18. Orate, fratres

XVIII – ORATE, FRATRES

II sacerdote, dopo aver baciato l’altare, si volta verso il popolo e lo saluta dicendo: Orate, fratres: ut meum ac vestrum sacrificium acceptabile fiat apud Deum Patrem omnipotentem, “Pregate, fratelli, perché il mio sacrificio, che è anche il vostro, sia accetto a Dio Padre onnipotente”.
È una specie di congedo che il sacerdote rivolge al popolo, perché non si volterà più verso di esso finché il Sacrificio non sia stato consumato. Ma questa non è la formula ordinaria di congedo; infatti prima di salire all’altare, il sacerdote aveva detto semplicemente: Dominus vobiscum. Qui si raccomanda alle preghiere dei fedeli, affinchè questo Sacrificio, che appartiene al sacerdote e ai fedeli, sia gradito a Dio. Il Sacrificio è del sacerdote, perché egli ne è l’agente; è dei fedeli, perché Gesù Cristo lo ha istituito a loro profitto: ecco perché il sacerdote si sofferma a lungo sulle parole: meum ac vestrum sacrìficium, “il mio sacrificio, che è anche il vostro”.
Per questa stessa ragione il sacerdote richiama l’attenzione dei fedeli, invitandoli a stare sempre più attenti. Essi non devono dimenticare che hanno la loro parte nel sacerdozio, come afferma san Pietro chiamando i fedeli “sacerdozio regale”, regale sacerdotium (1 Pt 2,9), perché sono cristiani. Essi, infatti, vengono da Cristo, sono di Cristo, sono stati unti e, per il battesimo, sono divenuti altrettanti “cristi”; bisogna, di conseguenza ch’essi possano offrire il santo Sacrificio in unione al sacerdote.
Così, a questo invito del sacerdote, rispondono con grande effusione: Suscipiat Dominus sacrìficium de manibus tuis ad laudem, et glorìam nominis sui ad utilitatem quoque nostram, totiusque Ecclesiae suae sanctae, “Riceva il Signore il sacrificio dalle tue mani, a lode e gloria del suo nome, per la nostra utilità e per quella di tutta la sua santa Chiesa”. Il Messale porta tra parentesi la parola meis invece di tuis, qualora il sacerdote fosse obbligato a supplire all’assenza o all’ignoranza di chi gli serve la Messa.
Dopo aver dato al sacerdote questa risposta, i fedeli devono pensare che non vedranno più il suo volto finché il Signore stesso non sia disceso sull’altare. La sua stessa voce si farà udire una sola volta, per la grande e magnifica preghiera di ringraziamento, ossia il Prefazio.
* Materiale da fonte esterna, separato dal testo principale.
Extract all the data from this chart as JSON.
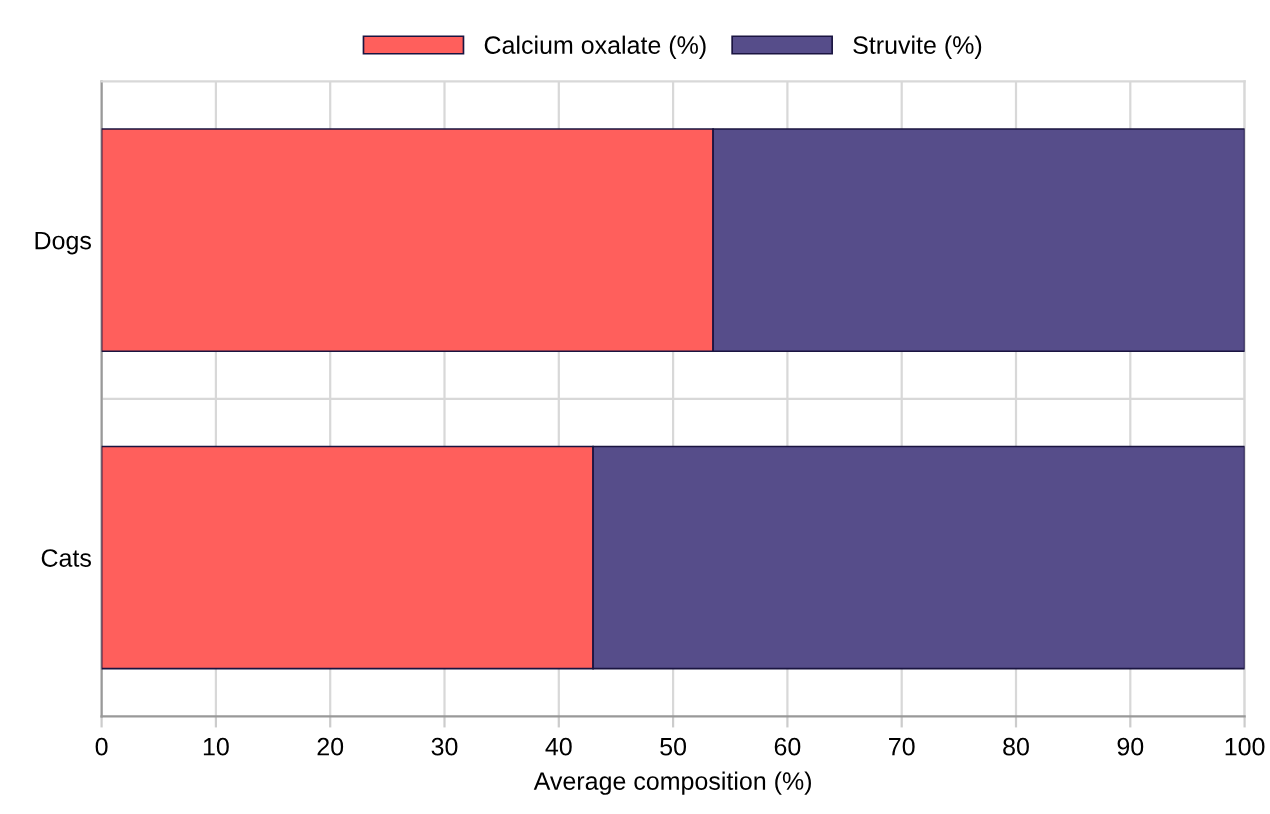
{
  "chart_data": {
    "type": "bar",
    "orientation": "horizontal",
    "stacked": true,
    "xlabel": "Average composition (%)",
    "categories": [
      "Dogs",
      "Cats"
    ],
    "series": [
      {
        "name": "Calcium oxalate (%)",
        "color": "#ff5f5c",
        "values": [
          53.5,
          43
        ]
      },
      {
        "name": "Struvite (%)",
        "color": "#564d8a",
        "values": [
          46.5,
          57
        ]
      }
    ],
    "xlim": [
      0,
      100
    ],
    "xticks": [
      0,
      10,
      20,
      30,
      40,
      50,
      60,
      70,
      80,
      90,
      100
    ],
    "grid": "x",
    "legend": "top"
  }
}
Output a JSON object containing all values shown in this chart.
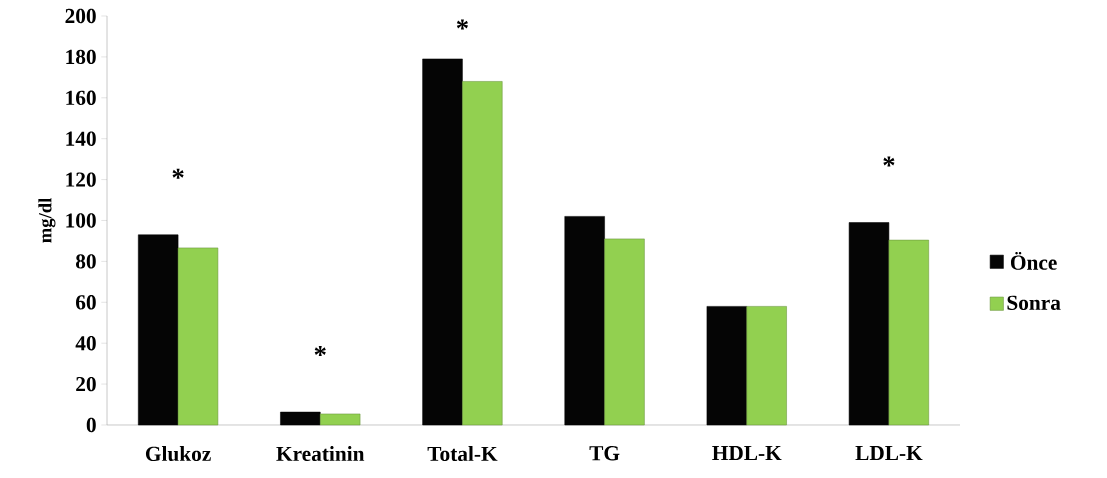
{
  "chart_data": {
    "type": "bar",
    "ylabel": "mg/dl",
    "categories": [
      "Glukoz",
      "Kreatinin",
      "Total-K",
      "TG",
      "HDL-K",
      "LDL-K"
    ],
    "series": [
      {
        "name": "Önce",
        "color": "#050505",
        "values": [
          93,
          6.3,
          179,
          102,
          58,
          99
        ]
      },
      {
        "name": "Sonra",
        "color": "#92d050",
        "values": [
          86.6,
          5.4,
          168,
          91,
          58,
          90.4
        ]
      }
    ],
    "ylim": [
      0,
      200
    ],
    "yticks": [
      0,
      20,
      40,
      60,
      80,
      100,
      120,
      140,
      160,
      180,
      200
    ],
    "legend": "right",
    "annotations": [
      "*",
      "*",
      "*",
      "*"
    ]
  }
}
Ma prima di quel momento il sacerdote raccoglie i voti dei fedeli in un’orazione che dice a bassa voce e che per tale ragione sì chiama Secreta. Poiché prega in silenzio, non fa precedere la sua preghiera dalla parola Oremus, “preghiamo”, perché non invita i fe?deli a pregare con lui. Negli antichi Sacramentari, come quello di san Gregorio, per esempio, quest’orazione era indicata come Oratio super oblata.